I’m not light. I was kind of hoping I might have done a bit of wasting away during chemotherapy, but that didn’t happen. I looked at this photo of mum and I (you’ll see it again later) and thought “There’s a spare tyre or two!” (especially when seen next to my mum!)

I’m also in the class of “obese” – not, thank heavens, “morbidly obese” which sounds terrible, but still obese.

So, we need to look at what we’re eating.

Again.

Lord, how many times have I said that?!

But with a taste for wine and snacks, it is hard!

We had some limited success with the 5:2 diet, but I didn’t enjoy it. My most successful weightloss has always been on Slimming World, so I’m heading back in that direction…However, here in France it can be hard

a) to decline wine and lovely things when we go out, or when friends come for aperos

b) to find the range of low fat things that are the base of so many SW recipes. I’ve not found low fat cheese, or Warburtons sandwich thins, or cottage cheese or so many other things

But there are lots of healthier options that are easy to find: lean meat, fresh fruit and veggies, and so on.

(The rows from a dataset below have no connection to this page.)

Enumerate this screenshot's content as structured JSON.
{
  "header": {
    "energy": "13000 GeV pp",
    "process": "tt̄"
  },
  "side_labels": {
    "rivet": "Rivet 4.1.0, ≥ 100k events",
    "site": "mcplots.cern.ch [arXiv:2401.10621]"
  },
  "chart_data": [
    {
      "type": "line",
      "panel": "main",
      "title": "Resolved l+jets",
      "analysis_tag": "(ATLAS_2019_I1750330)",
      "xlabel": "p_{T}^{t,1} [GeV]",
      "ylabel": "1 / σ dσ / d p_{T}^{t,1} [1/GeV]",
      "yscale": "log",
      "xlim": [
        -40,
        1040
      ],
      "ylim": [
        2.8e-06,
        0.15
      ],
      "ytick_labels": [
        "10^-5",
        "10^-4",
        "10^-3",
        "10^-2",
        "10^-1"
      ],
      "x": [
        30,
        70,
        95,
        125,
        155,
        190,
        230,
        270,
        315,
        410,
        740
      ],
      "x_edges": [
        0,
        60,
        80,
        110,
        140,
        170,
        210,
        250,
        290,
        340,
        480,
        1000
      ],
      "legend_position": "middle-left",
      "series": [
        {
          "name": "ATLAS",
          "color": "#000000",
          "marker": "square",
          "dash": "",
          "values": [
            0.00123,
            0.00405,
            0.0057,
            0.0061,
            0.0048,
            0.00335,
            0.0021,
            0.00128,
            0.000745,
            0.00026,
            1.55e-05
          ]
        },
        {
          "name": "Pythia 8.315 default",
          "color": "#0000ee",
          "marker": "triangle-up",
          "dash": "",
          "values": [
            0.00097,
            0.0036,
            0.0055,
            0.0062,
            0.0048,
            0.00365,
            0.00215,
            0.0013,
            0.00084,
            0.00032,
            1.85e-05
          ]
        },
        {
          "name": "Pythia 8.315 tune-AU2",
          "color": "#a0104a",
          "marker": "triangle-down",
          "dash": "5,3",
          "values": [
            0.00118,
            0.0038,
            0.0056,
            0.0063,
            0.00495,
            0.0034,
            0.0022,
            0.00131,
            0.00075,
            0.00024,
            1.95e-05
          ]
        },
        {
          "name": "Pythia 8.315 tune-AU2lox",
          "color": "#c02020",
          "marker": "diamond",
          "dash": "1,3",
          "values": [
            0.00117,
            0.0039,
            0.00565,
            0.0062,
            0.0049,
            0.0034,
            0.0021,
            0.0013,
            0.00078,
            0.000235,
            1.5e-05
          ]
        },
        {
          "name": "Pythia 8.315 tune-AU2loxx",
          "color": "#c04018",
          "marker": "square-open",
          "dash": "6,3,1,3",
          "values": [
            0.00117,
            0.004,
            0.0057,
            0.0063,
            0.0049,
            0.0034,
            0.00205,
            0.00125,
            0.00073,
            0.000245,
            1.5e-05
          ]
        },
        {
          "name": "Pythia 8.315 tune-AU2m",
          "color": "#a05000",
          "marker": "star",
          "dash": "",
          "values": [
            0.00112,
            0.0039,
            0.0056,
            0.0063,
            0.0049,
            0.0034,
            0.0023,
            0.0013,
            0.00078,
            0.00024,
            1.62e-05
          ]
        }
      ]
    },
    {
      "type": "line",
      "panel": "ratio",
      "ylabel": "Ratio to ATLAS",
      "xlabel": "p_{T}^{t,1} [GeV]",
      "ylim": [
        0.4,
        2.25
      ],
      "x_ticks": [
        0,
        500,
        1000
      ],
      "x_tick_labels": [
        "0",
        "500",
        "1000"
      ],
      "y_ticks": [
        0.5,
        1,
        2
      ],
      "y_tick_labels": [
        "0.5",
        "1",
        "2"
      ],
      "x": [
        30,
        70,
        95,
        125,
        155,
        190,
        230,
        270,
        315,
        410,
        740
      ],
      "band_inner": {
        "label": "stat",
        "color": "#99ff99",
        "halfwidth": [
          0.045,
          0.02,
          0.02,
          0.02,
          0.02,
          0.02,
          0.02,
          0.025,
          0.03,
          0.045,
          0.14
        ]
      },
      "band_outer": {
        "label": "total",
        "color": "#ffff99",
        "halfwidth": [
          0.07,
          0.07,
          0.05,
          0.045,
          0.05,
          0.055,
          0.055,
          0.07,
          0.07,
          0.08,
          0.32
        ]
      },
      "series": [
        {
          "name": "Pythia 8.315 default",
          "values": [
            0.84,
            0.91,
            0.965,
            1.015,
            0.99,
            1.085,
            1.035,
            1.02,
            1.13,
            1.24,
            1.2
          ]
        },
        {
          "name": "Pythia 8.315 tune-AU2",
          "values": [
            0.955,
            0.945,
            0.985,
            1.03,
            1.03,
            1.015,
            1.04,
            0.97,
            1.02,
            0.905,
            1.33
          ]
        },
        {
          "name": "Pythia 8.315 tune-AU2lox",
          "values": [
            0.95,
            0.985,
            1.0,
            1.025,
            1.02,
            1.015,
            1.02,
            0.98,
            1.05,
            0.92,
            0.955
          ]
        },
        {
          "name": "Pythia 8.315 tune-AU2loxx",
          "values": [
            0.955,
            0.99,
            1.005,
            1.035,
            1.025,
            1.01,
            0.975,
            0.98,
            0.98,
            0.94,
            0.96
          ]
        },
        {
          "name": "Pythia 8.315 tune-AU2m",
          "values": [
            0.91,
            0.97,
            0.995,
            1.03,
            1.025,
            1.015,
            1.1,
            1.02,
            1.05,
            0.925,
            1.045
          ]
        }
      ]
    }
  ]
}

So I’m not going to stress about it. I’m going to try SW recipes, and the SW programme, to the best of my ability but not worry if I am going out for a meal. I may choose the healthiest option on the menu, but I may decide not to. No problem. I’ll still have been eating better in the days before and the days after. So tomorrow, I'(m going to Lyon with Friend Alison, her mum and Friend Cathy. We’re going to a restaurant for lunch – I’ll choose what I fancy. As I’m driving I’ll only have 1 glass of wine, so that will be helpful. Actually, as it’s lunchtime I’ll only have one glass of wine! But when I get home I’ll just have a bowl of soup, and today I’ve been good:

  • Breakfast: half a portion of overnight oats. Small glass of orange juice. Didn’t like the overnight oats very much.
  • Lunch: Half a tin of baked beans on 2 pieces of toast, with a 0%fat “cheese” spread, banana.
  • Dinner: tzatziki chicken (already marinading) with a big salad and a small jacket potato. Apple.

Do you want to know what I’m eating each day? I don’t know if that’s your cup of tea – do tell me in the comments section.

I’m in Paris on Thursday and Friday this week, meeting the four candidates for the post of Bishop in the diocese of Europe. There’s going to be a reception after the Q&A session. I probably won’t hold back there either…

So, yes, I’m taking it seriously…mostly.